Even though the DPDPA does not contain a private right of action, a company may be liable for non-compliance and payment of penalty (which may extend up to Rs. 250 crores)  depending on the nature of breach and its gravity. It is pertinent to note that the process of litigation and appellate procedure, as provided under the DPDPA, may take longer and there is a high risk of reputation loss. To avoid heavy penalties and reputation loss or business loss, a company must implement DPDPA for protecting personal data of its employees and customers/clients. The company must also protect its own rights while entering contractual arrangements with other organisations as not incorporating specific clauses pertaining to data protection in the contract, may jeopardise the business interest or reputation of the Company.

Way forward:

The author feels that even though the DPDPA provides a comprehensive framework for data protection, it does not address the following:

  1. Storage of personal data by the company/ Data Fiduciary for limited time. Additionally, unlike GDPR, there is no reference to the responsibility of a company to maintain a record of processing.

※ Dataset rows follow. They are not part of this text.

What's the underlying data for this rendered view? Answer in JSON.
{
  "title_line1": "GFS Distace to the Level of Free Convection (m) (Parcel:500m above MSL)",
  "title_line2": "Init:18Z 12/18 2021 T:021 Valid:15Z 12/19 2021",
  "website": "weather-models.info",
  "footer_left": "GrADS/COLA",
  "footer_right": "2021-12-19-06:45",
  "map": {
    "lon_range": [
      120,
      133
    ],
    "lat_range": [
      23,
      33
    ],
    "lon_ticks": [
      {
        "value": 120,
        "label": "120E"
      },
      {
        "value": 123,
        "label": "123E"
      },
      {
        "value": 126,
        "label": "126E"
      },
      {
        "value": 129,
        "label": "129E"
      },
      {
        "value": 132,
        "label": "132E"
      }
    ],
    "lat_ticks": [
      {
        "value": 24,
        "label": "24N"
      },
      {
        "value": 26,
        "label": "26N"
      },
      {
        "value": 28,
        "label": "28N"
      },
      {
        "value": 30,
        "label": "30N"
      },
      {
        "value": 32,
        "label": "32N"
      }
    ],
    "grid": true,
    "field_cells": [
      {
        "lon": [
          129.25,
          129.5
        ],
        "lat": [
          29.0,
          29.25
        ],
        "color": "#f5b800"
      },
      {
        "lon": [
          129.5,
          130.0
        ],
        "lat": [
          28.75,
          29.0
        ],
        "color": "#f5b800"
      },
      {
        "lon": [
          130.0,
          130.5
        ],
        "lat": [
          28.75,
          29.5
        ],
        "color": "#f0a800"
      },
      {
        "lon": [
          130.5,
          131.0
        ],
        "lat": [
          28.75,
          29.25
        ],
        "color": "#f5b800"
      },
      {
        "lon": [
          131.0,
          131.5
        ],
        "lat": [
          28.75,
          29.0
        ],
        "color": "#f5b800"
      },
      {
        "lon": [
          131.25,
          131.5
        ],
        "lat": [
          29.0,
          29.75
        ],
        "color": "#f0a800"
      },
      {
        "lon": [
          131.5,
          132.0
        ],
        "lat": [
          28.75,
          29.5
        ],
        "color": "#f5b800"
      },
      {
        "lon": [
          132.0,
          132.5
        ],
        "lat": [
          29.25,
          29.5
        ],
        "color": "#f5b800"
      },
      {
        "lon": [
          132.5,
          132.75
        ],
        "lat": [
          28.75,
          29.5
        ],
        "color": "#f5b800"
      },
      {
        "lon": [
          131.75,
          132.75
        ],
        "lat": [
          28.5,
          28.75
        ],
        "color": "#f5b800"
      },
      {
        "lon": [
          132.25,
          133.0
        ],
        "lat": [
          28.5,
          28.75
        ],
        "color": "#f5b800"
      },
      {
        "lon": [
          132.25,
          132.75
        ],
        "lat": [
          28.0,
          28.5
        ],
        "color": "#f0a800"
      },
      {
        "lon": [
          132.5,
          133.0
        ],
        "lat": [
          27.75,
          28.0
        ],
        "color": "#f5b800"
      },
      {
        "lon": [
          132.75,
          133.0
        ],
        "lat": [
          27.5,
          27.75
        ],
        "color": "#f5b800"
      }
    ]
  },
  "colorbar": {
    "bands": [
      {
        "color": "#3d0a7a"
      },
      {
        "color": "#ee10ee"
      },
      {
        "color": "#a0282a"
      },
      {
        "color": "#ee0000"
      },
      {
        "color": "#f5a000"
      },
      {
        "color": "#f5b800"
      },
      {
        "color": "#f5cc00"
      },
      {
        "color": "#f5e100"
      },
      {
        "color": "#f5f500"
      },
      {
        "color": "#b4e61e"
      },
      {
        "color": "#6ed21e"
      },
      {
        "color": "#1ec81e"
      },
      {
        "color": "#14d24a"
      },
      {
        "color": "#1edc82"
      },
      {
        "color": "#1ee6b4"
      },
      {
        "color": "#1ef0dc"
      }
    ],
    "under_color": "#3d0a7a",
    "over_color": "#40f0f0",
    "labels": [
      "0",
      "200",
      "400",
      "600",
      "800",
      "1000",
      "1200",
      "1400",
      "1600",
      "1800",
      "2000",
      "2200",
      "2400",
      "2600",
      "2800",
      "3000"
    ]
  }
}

Including these measures will help in maintaining transparency. 
     
  2. The DPDPA does not differentiate between sensitive personal data/information and personal data. There should be a specific reference to the same for further clarity and mitigating the risks of data breach. Also, unlike the GDPR, the DPDPA does not include the concepts of “pseudonymization” and “anonymization” of personal data.
     
  3. Legitimate uses do not cover processing for the purpose of performance of contract unless the contract specifically bars such processing.
     
  4. There is no specific transfer mechanism provided in the DPDPA for cross border transfer of personal data.
     
  5. There is no specific liability/penalty prescribed for data processors. The responsibility to ensure that the data processors are processing within limits prescribed by the DPDPA, is on the Company.
     
  6. The definition of data must be more elaborate. This is also important as the DPDPA provides for amendment of the Right to Information Act, 2005 (“RTI”) according to which any information relating to personal information will not be disclosed to an RTI applicant.

The above issues need to be clarified by way of an amendment or notification.